Your chances of acquiring disease or injury in the Third World are higher than with any amount of service with the SAS. My experience in the operating theatre with the rabies-infected needle was a classic example. With a thirty-day incubation period, the time it takes for the disease to appear, it took seventeen days to reach some vaccine. The rabies doctors I consulted went crazy and insisted I had a full course of injections - not a happy experience. I am obviously here to tell the tale, but it does highlight the risk to health workers. The moment you put your hands inside a patient’s bloody wound, whether you are gloved or not, there is danger of cross infection. Anything the patient has, you can acquire. Anything you have the patient can acquire.

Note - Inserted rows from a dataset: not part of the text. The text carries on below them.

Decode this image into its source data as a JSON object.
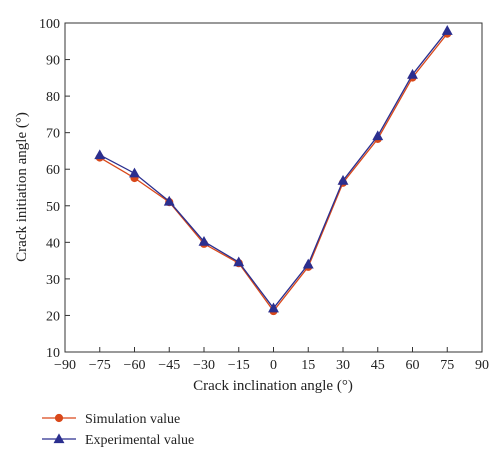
{
  "chart_data": {
    "type": "line",
    "title": "",
    "xlabel": "Crack inclination angle (°)",
    "ylabel": "Crack initiation angle (°)",
    "xlim": [
      -90,
      90
    ],
    "ylim": [
      10,
      100
    ],
    "x_ticks": [
      -90,
      -75,
      -60,
      -45,
      -30,
      -15,
      0,
      15,
      30,
      45,
      60,
      75,
      90
    ],
    "x_tick_labels": [
      "−90",
      "−75",
      "−60",
      "−45",
      "−30",
      "−15",
      "0",
      "15",
      "30",
      "45",
      "60",
      "75",
      "90"
    ],
    "y_ticks": [
      10,
      20,
      30,
      40,
      50,
      60,
      70,
      80,
      90,
      100
    ],
    "y_tick_labels": [
      "10",
      "20",
      "30",
      "40",
      "50",
      "60",
      "70",
      "80",
      "90",
      "100"
    ],
    "grid": false,
    "legend_position": "bottom-left, below plot",
    "x": [
      -75,
      -60,
      -45,
      -30,
      -15,
      0,
      15,
      30,
      45,
      60,
      75
    ],
    "series": [
      {
        "name": "Simulation value",
        "marker": "circle",
        "color": "#d9481a",
        "values": [
          63.2,
          57.6,
          51.0,
          39.6,
          34.3,
          21.2,
          33.3,
          56.3,
          68.3,
          85.1,
          97.1
        ]
      },
      {
        "name": "Experimental value",
        "marker": "triangle",
        "color": "#2b2f8f",
        "values": [
          63.9,
          58.9,
          51.2,
          40.2,
          34.6,
          22.0,
          34.0,
          56.9,
          69.1,
          85.9,
          97.9
        ]
      }
    ]
  }
}
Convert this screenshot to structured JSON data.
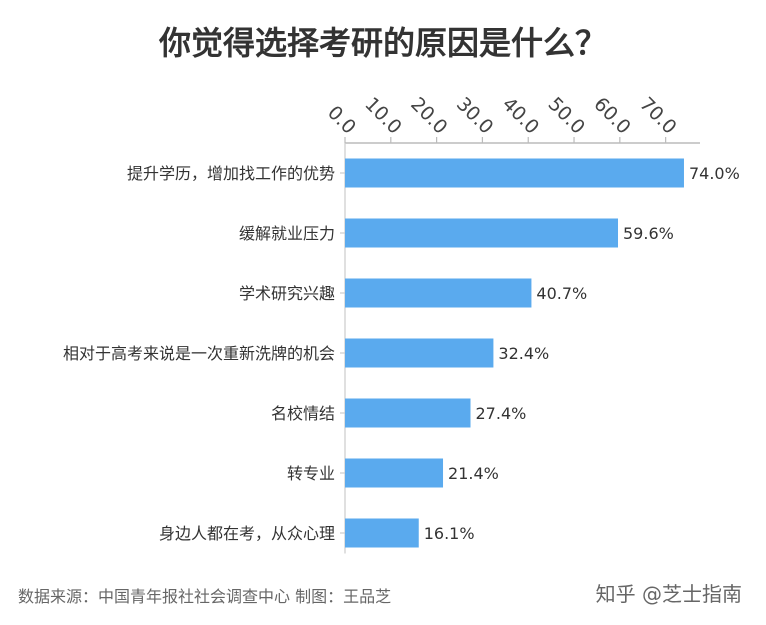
{
  "title": "你觉得选择考研的原因是什么？",
  "source": "数据来源：中国青年报社社会调查中心 制图：王品芝",
  "credit": "知乎 @芝士指南",
  "chart_data": {
    "type": "bar",
    "orientation": "horizontal",
    "categories": [
      "提升学历，增加找工作的优势",
      "缓解就业压力",
      "学术研究兴趣",
      "相对于高考来说是一次重新洗牌的机会",
      "名校情结",
      "转专业",
      "身边人都在考，从众心理"
    ],
    "values": [
      74.0,
      59.6,
      40.7,
      32.4,
      27.4,
      21.4,
      16.1
    ],
    "data_labels": [
      "74.0%",
      "59.6%",
      "40.7%",
      "32.4%",
      "27.4%",
      "21.4%",
      "16.1%"
    ],
    "x_ticks": [
      "0.0",
      "10.0",
      "20.0",
      "30.0",
      "40.0",
      "50.0",
      "60.0",
      "70.0"
    ],
    "x_tick_values": [
      0,
      10,
      20,
      30,
      40,
      50,
      60,
      70
    ],
    "xlim": [
      0,
      77.5
    ],
    "axis_position": "top",
    "grid": false,
    "bar_color": "#5aaaee"
  }
}
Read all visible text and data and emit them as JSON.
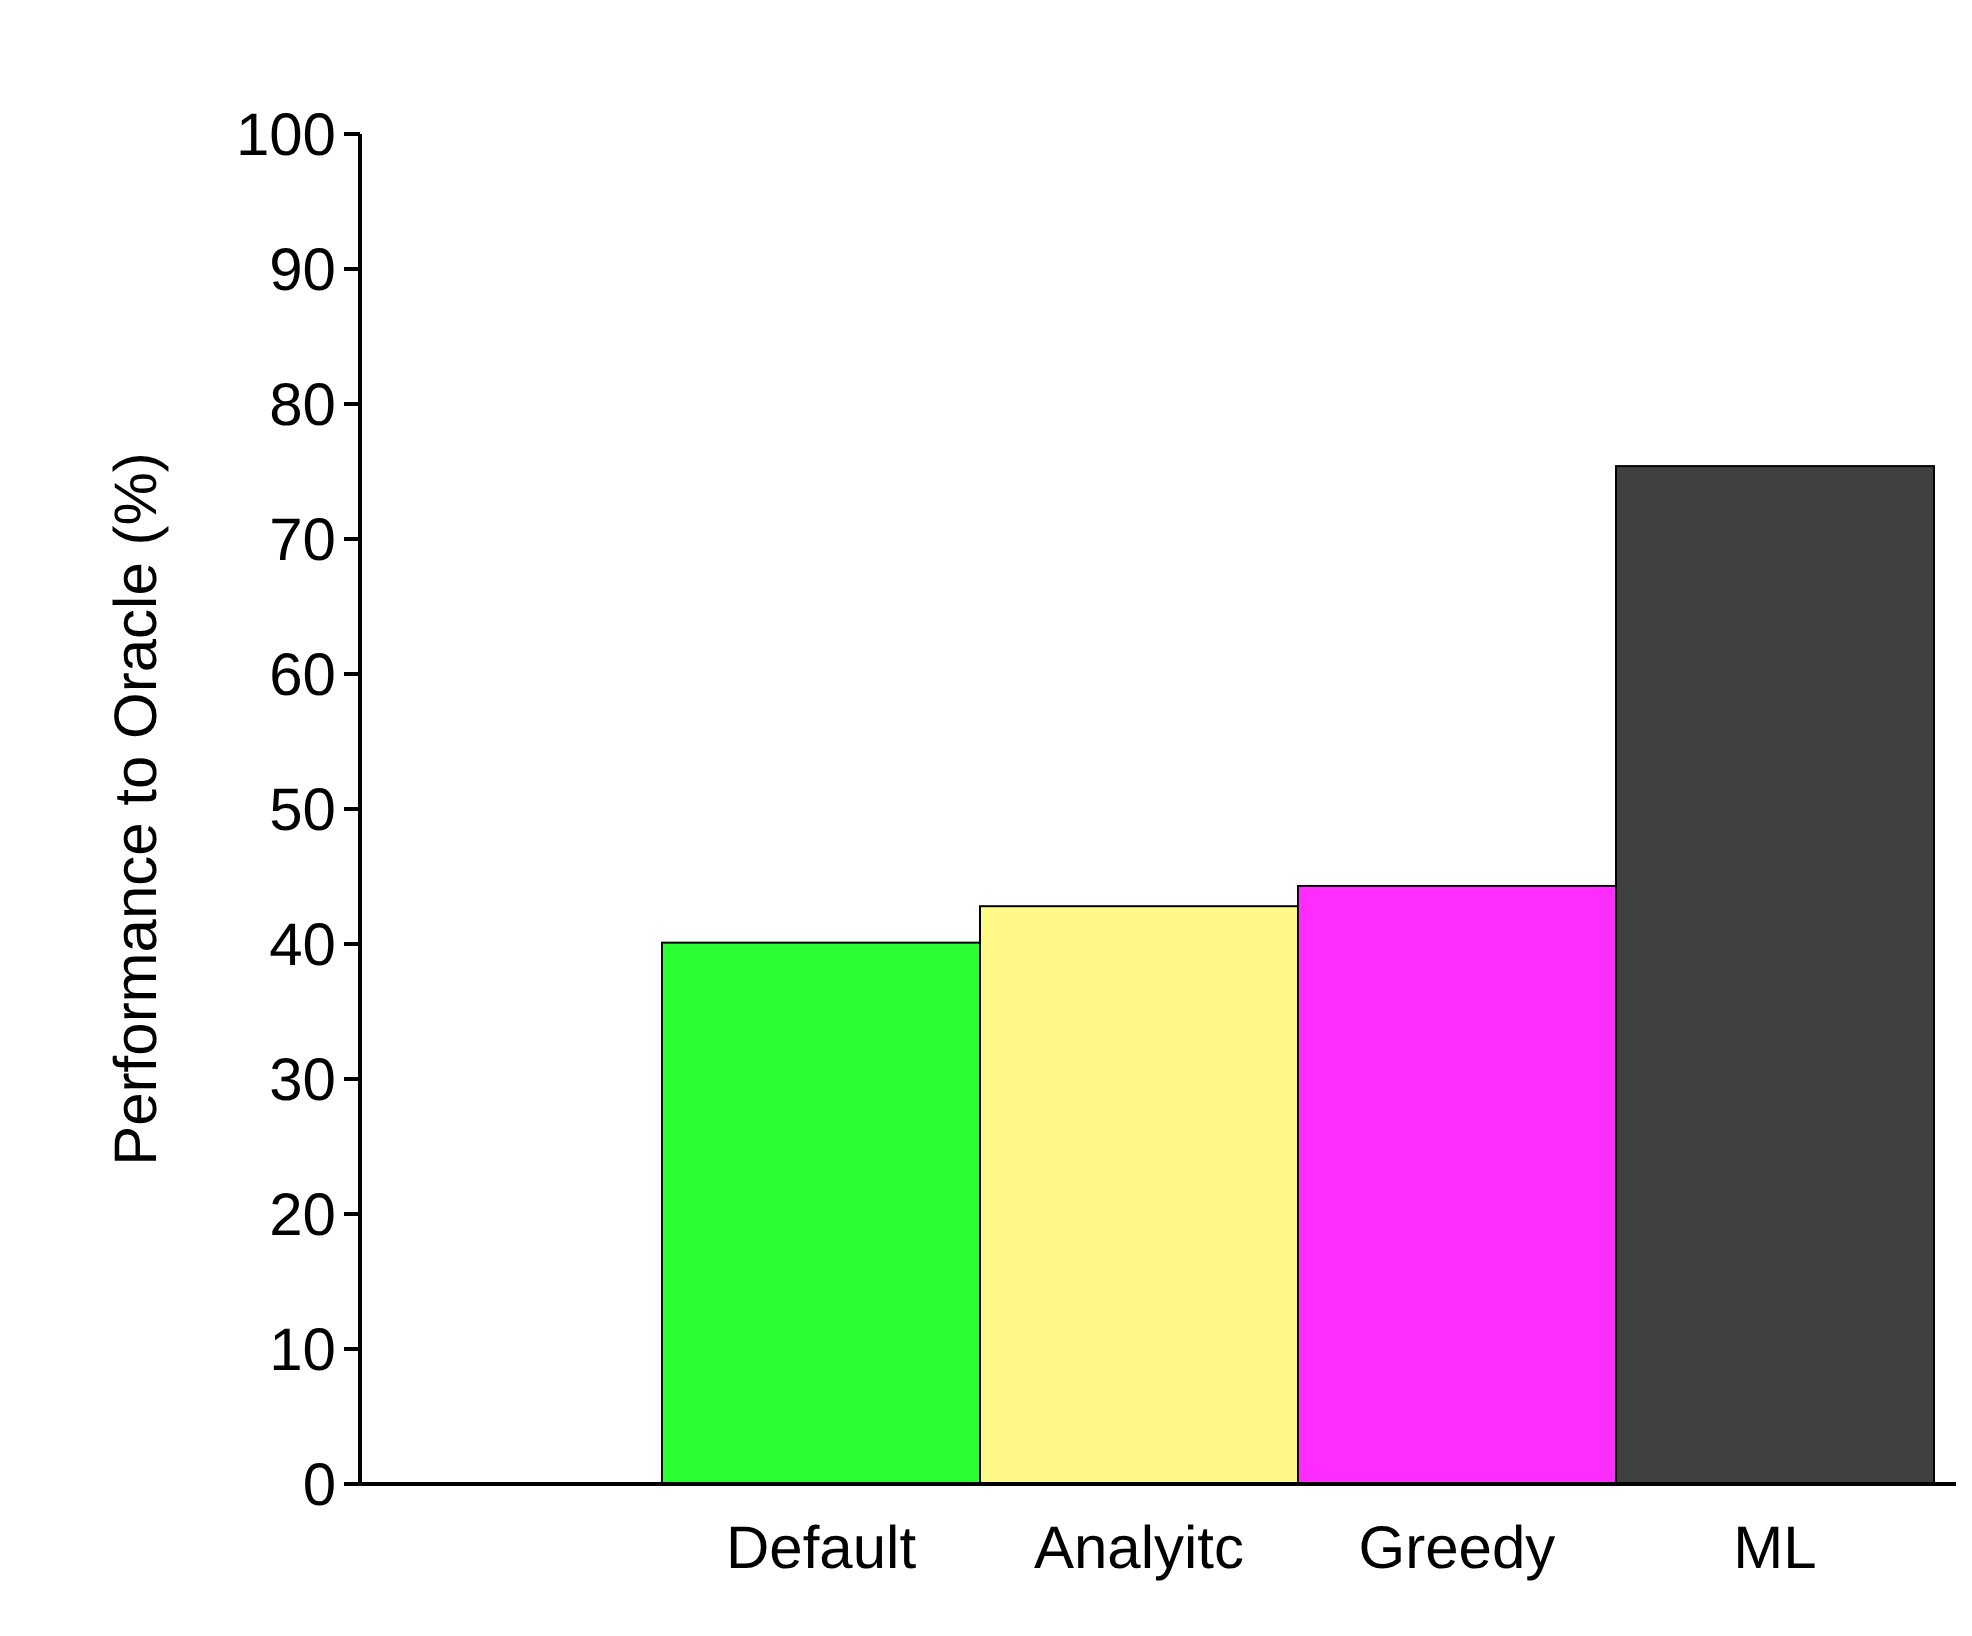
{
  "chart_data": {
    "type": "bar",
    "ylabel": "Performance to Oracle (%)",
    "categories": [
      "Default",
      "Analyitc",
      "Greedy",
      "ML"
    ],
    "values": [
      40.1,
      42.8,
      44.3,
      75.4
    ],
    "colors": [
      "#2bff33",
      "#fffa88",
      "#ff2cff",
      "#404040"
    ],
    "ylim": [
      0,
      100
    ],
    "yticks": [
      0,
      10,
      20,
      30,
      40,
      50,
      60,
      70,
      80,
      90,
      100
    ],
    "grid": false
  }
}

Hepatitis, an inflammation of the liver, can be transmitted this way. There are three major types — Hepatitis A, B and C - and many other, more minor variations. Vaccinations exist for A and B, not for C. Even in the UK, one in every hundred people carries Hepatitis C and knows nothing about it. The carriage rate is higher in India. It can be extremely infectious and destroy the liver in no time. As a surgeon it is best to assume
everyone
has it and behave accordingly in the operating theatre. At home I wear three pairs of reinforced gloves and special protective hoods and gowns. In the Third World such items are expensive and only rarely available. You therefore take your chances if you intend to operate in such circumstances. It is quite possible you can acquire a disease for which there is no known cure. HIV is another example. What a disease. India now has one of the fastest growing HIV carriage rates in the world. When over 40 per cent of your patients have it, and still you must operate, irrespective of the risks to yourself, it concentrates your mind acutely. Even so, given a toss-up between operating on a patient with HIV and one with Hepatitis C, far more infectious, I would choose HIV any day. The risk is cumulative. The more you do, the longer you do it, the higher your chances of picking something up. Naturally, the moment you develop any one of these diseases, your career is over. You cannot be in a position to give disease to your patients. They, of course, are at perfect liberty to give one to you.